Kaitlyn didn’t hesitate. She didn’t throw the spear—she knew she’d just drop it. Instead, she stumbled forward and shoved the shaft of the weapon into his waiting palm.
The moment his fingers closed around it, he charged.
In one violent motion, he yanked the pinned tentacle upward, exposing the softer, paler flesh where it joined the main mass of the creature’s body, just below the spear’s original wound.
The Kriver’s single golden, dinner-plate sized eye focused on him and it screamed with its remaining beaked tentacle-mouths. But it was too wounded to get away.
Braze reversed his grip on the spear and drove it down—not with a stab, but with a brutal, chopping plunge.
The sharpened point punched through the golden iris, popping the monstrous eyeball like an enormous egg. White and gold mucus exploded outward, running everywhere as he leaned his full weight on it, twisting viciously to push the spear’s sharp point into the beast’s brain.
The Kriver’s convulsions reached a crescendo of writhing and screeching tentacles. Then, suddenly, they stopped. A final, shuddering sigh hissed from its body, and the terrible tension in its limbs went slack. The tentacles which had been whipping around in the air fell limp and the one still in Braze’s grip drooped, lifeless in his hand.
At last, there was silence.
It was a thick, ringing silence—broken only by the drip of blood and wine, and the ragged sound of Braze’s breathing.
Oh my God—is it really dead?
Kaitlyn watched her Protector, her heart slowly beginning to slow its frantic rhythm.
Brazze stayed there for a long moment, braced over the dead beast, his knuckles white on the spear shaft, his body painted in streaks of purple blood and golden ooze from the eye.
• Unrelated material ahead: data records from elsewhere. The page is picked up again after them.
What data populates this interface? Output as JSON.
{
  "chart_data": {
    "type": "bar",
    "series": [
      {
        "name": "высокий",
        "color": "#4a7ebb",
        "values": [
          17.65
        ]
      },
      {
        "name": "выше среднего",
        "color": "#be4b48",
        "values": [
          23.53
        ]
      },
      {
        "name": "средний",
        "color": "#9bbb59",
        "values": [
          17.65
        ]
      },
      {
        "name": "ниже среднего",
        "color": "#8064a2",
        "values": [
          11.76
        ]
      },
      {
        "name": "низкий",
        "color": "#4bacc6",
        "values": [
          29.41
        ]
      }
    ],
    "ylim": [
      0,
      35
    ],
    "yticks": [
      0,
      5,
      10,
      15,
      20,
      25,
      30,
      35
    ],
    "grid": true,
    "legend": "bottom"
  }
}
Then he straightened, pulled the spear free with a wet sound, and turned.
His eyes were still blood red as his gaze found Kaitlyn’s. He hurried to her side and dropped to his knees beside her.
“Are you all right?” His voice was hoarse, and she could see the fear on his face. “It didn’t hurt you, did it? Are you bleeding anywhere?”
“I…I don’t think so.” The fierce, protective intensity of his gaze was like a physical force that she felt in her bones.